Près de 400 millions pour une santé numérisée
Ce jeudi, le parlement se penche pour la première fois sur Digisanté, programme d’envergure pour accélérer l’avènement de l’e-santé. La Confédération se donne dix ans pour atteindre ses objectifs
Avec Digisanté, la Confédération souhaite accélérer la numérisation du système de santé. Mais pas trop vite non plus: le projet doit s’étaler sur dix ans, de 2025 à 2034. Le paquet contient 50 projets, des plus complexes aux plus simples adaptations informatiques.
Administrations (cantonales et fédérale), assureurs, hôpitaux, cabinets médicaux, pharmacies, industrie pharmaceutique et équipes de soins à domicile, notamment, sont directement visés par ce travail de coordination mené par la Confédération.
Le but: établir des standards informatiques communs, permettre aux différents logiciels de «parler» entre eux (interopérabilité) et, in fine, numériser toutes les prestations pour les réunir dans un espace commun. Un travail gigantesque. L’ensemble doit donner naissance à un écosystème numérique sanitaire interconnecté.
Médecins, hôpitaux et assurances maladie n’ont pas attendu le projet Digisanté pour numériser leurs services. «Dans le secteur des soins, plus personne ne travaille avec un crayon et du papier, note Philippe Eggimann, vice-président de la FMH. Dans le milieu hospitalier, il existe presque autant de logiciels que d’hôpitaux. Et même si la tendance est à l’intégration dans les cantons, le nombre de plateformes informatiques utilisées par les soignants demeure important». Digisanté est donc accueilli avec enthousiasme de la part des professionnels de la santé: «C’est un excellent concept, poursuit Philippe Eggimann. Il est même impératif que l’interconnexion entre les systèmes devienne rapidement une réalité».
L’Office fédéral de la santé publique (OFSP) en a bien conscience et donne cet exemple concret: «Une médecin diagnostique un cas de VIH. Elle le saisit dans le système d’information de son cabinet. Elle le déclare ensuite aux services du médecin cantonal, avant de facturer l’établissement du diagnostic. Pour traiter le dossier de A à Z, elle doit entrer des données dans au moins trois systèmes informatiques différents.
Digisanté doit permettre de résoudre ce problème». Si les professionnels doivent s’interconnecter, l’administration, elle, doit poursuivre ses efforts, comme le rappelle le Conseil fédéral: «Afin d’améliorer l’échange de données entre les autorités et les acteurs du système de santé, les prestations fournies par les autorités doivent être numérisées et standardisées». L’ensemble nécessite un crédit d’engagement devisé à quelque 392 millions de francs: 221 millions pour la numérisation des prestations des autorités, 76 millions pour la mise au point de l’infrastructure nationale, 39 millions pour l’utilisation secondaire des données (pour la recherche), 27 millions pour la standardisation et 29 millions pour la gestion de l’ensemble.
Une grosse enveloppe et des débats
«Dans le milieu hospitalier, il existe presque autant de logiciels que d’hôpitaux» PHILIPPE EGGIMANN, VICE-PRÉSIDENT DE LA FMH
A Berne, le parlement est acquis au projet. Les failles de numérisation du système de santé sont apparues de manière criante durant la pandémie de Covid19. Le montant, en revanche, pourrait faire tousser quelques parlementaires. En période de budget fédéral tendu, une telle enveloppe, même étalée sur dix ans, génère quelques interrogations. La Commission des finances du Conseil national a proposé que «tous les postes supplémentaires créés dans le cadre du programme soient compensés au sein du Département fédéral de l’intérieur».
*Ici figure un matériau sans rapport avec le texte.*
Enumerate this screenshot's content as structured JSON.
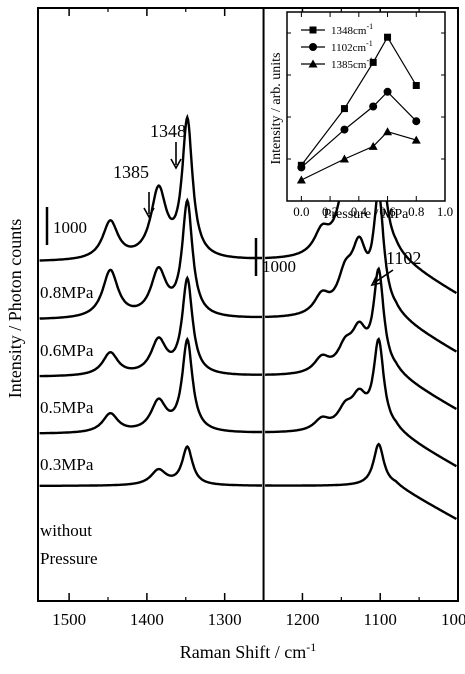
{
  "chart_data": [
    {
      "type": "line",
      "xlabel": "Raman Shift / cm",
      "xlabel_sup": "-1",
      "ylabel": "Intensity / Photon counts",
      "xlim": [
        1540,
        1000
      ],
      "xticks": [
        1500,
        1400,
        1300,
        1200,
        1100,
        1000
      ],
      "yticks_shown": false,
      "scale_bar_label": "1000",
      "scale_bars": [
        {
          "region": "left",
          "label": "1000"
        },
        {
          "region": "right",
          "label": "1000"
        }
      ],
      "annotations": [
        {
          "text": "1348",
          "x": 1348
        },
        {
          "text": "1385",
          "x": 1385
        },
        {
          "text": "1102",
          "x": 1102
        }
      ],
      "series": [
        {
          "name": "0.8MPa",
          "peaks": [
            [
              1447,
              1.0
            ],
            [
              1385,
              1.8
            ],
            [
              1348,
              3.6
            ],
            [
              1175,
              0.6
            ],
            [
              1145,
              1.4
            ],
            [
              1127,
              2.3
            ],
            [
              1102,
              3.5
            ]
          ]
        },
        {
          "name": "0.6MPa",
          "peaks": [
            [
              1447,
              1.25
            ],
            [
              1385,
              1.2
            ],
            [
              1348,
              3.0
            ],
            [
              1175,
              0.5
            ],
            [
              1145,
              0.9
            ],
            [
              1127,
              1.6
            ],
            [
              1102,
              3.0
            ]
          ]
        },
        {
          "name": "0.5MPa",
          "peaks": [
            [
              1447,
              0.6
            ],
            [
              1385,
              0.9
            ],
            [
              1348,
              2.5
            ],
            [
              1175,
              0.4
            ],
            [
              1145,
              0.6
            ],
            [
              1127,
              1.0
            ],
            [
              1102,
              2.6
            ]
          ]
        },
        {
          "name": "0.3MPa",
          "peaks": [
            [
              1447,
              0.5
            ],
            [
              1385,
              0.8
            ],
            [
              1348,
              2.4
            ],
            [
              1175,
              0.3
            ],
            [
              1145,
              0.5
            ],
            [
              1127,
              0.8
            ],
            [
              1102,
              2.3
            ]
          ]
        },
        {
          "name": "without Pressure",
          "label_lines": [
            "without",
            "Pressure"
          ],
          "peaks": [
            [
              1385,
              0.4
            ],
            [
              1348,
              1.0
            ],
            [
              1102,
              1.1
            ]
          ]
        }
      ]
    },
    {
      "type": "line",
      "inset": true,
      "xlabel": "Pressure / MPa",
      "ylabel": "Intensity / arb. units",
      "xlim": [
        -0.1,
        1.0
      ],
      "ylim": [
        0,
        4.5
      ],
      "xticks": [
        "0.0",
        "0.2",
        "0.4",
        "0.6",
        "0.8",
        "1.0"
      ],
      "yticks_shown": false,
      "legend_position": "top-left",
      "series": [
        {
          "name": "1348cm",
          "name_sup": "-1",
          "marker": "square",
          "x": [
            0.0,
            0.3,
            0.5,
            0.6,
            0.8
          ],
          "y": [
            0.85,
            2.2,
            3.3,
            3.9,
            2.75
          ]
        },
        {
          "name": "1102cm",
          "name_sup": "-1",
          "marker": "circle",
          "x": [
            0.0,
            0.3,
            0.5,
            0.6,
            0.8
          ],
          "y": [
            0.8,
            1.7,
            2.25,
            2.6,
            1.9
          ]
        },
        {
          "name": "1385cm",
          "name_sup": "-1",
          "marker": "triangle",
          "x": [
            0.0,
            0.3,
            0.5,
            0.6,
            0.8
          ],
          "y": [
            0.5,
            1.0,
            1.3,
            1.65,
            1.45
          ]
        }
      ]
    }
  ]
}
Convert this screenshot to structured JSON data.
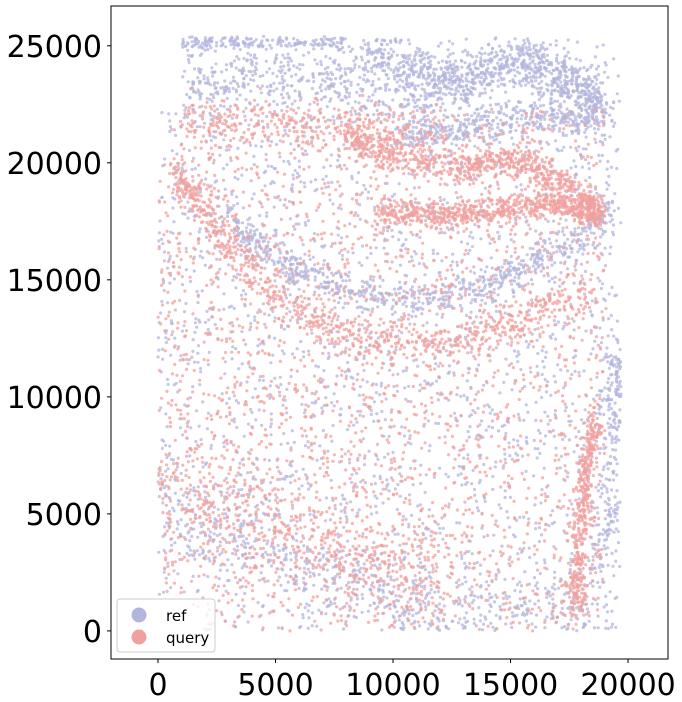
{
  "chart_data": {
    "type": "scatter",
    "title": "",
    "xlabel": "",
    "ylabel": "",
    "xlim": [
      -2000,
      21700
    ],
    "ylim": [
      -1200,
      26700
    ],
    "xticks": [
      0,
      5000,
      10000,
      15000,
      20000
    ],
    "yticks": [
      0,
      5000,
      10000,
      15000,
      20000,
      25000
    ],
    "xtick_labels": [
      "0",
      "5000",
      "10000",
      "15000",
      "20000"
    ],
    "ytick_labels": [
      "0",
      "5000",
      "10000",
      "15000",
      "20000",
      "25000"
    ],
    "grid": false,
    "legend_position": "lower-left",
    "series": [
      {
        "name": "ref",
        "color": "#b3b6dc",
        "description_points": "approx. 6000 spatial spots spanning x 0–19600, y 0–25300; dense bands along curved arcs near y≈23500–25000 (x 9000–19000), y≈14000–17000 (x 3000–19500), and diffuse cloud below y≈12000"
      },
      {
        "name": "query",
        "color": "#f0a09e",
        "description_points": "approx. 5000 spatial spots spanning x 0–19000, y 0–22500; dense arcs near y≈19500–21000 and y≈17500–18500 (x 8000–19000), arc y≈12000–16000, vertical band near x≈18000 (y 1000–8000)"
      }
    ]
  }
}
Une proposition rejetée par la Commission de la santé du National: «Cette obligation de compensation constituerait une menace pour la mise en oeuvre du programme». En revanche, elle demande un rapport annuel: «Les objectifs doivent être mesurables et contrôlés». En demandant ce suivi, les politiciens semblent avoir tiré des enseignements des errements de la stratégie «Cybersanté Suisse».
Lancée en 2007, elle avait pour «objectif d’introduire et de diffuser le dossier électronique du patient (DEP)», explique Céline Reymond, porte-parole à l’OFSP. Dix-sept ans plus tard, seules 42 519 personnes en ont ouvert un.
Cette stratégie devait également «améliorer la coordination et l’harmonisation de la numérisation dans le domaine de la santé, poursuit-elle. Il ne s’agit pas d’une stratégie globale destinée à accompagner la transformation numérique du système de santé». En d’autres termes, le programme Digisanté est bien plus ambitieux que son prédécesseur et est appelé à le remplacer dès 2025.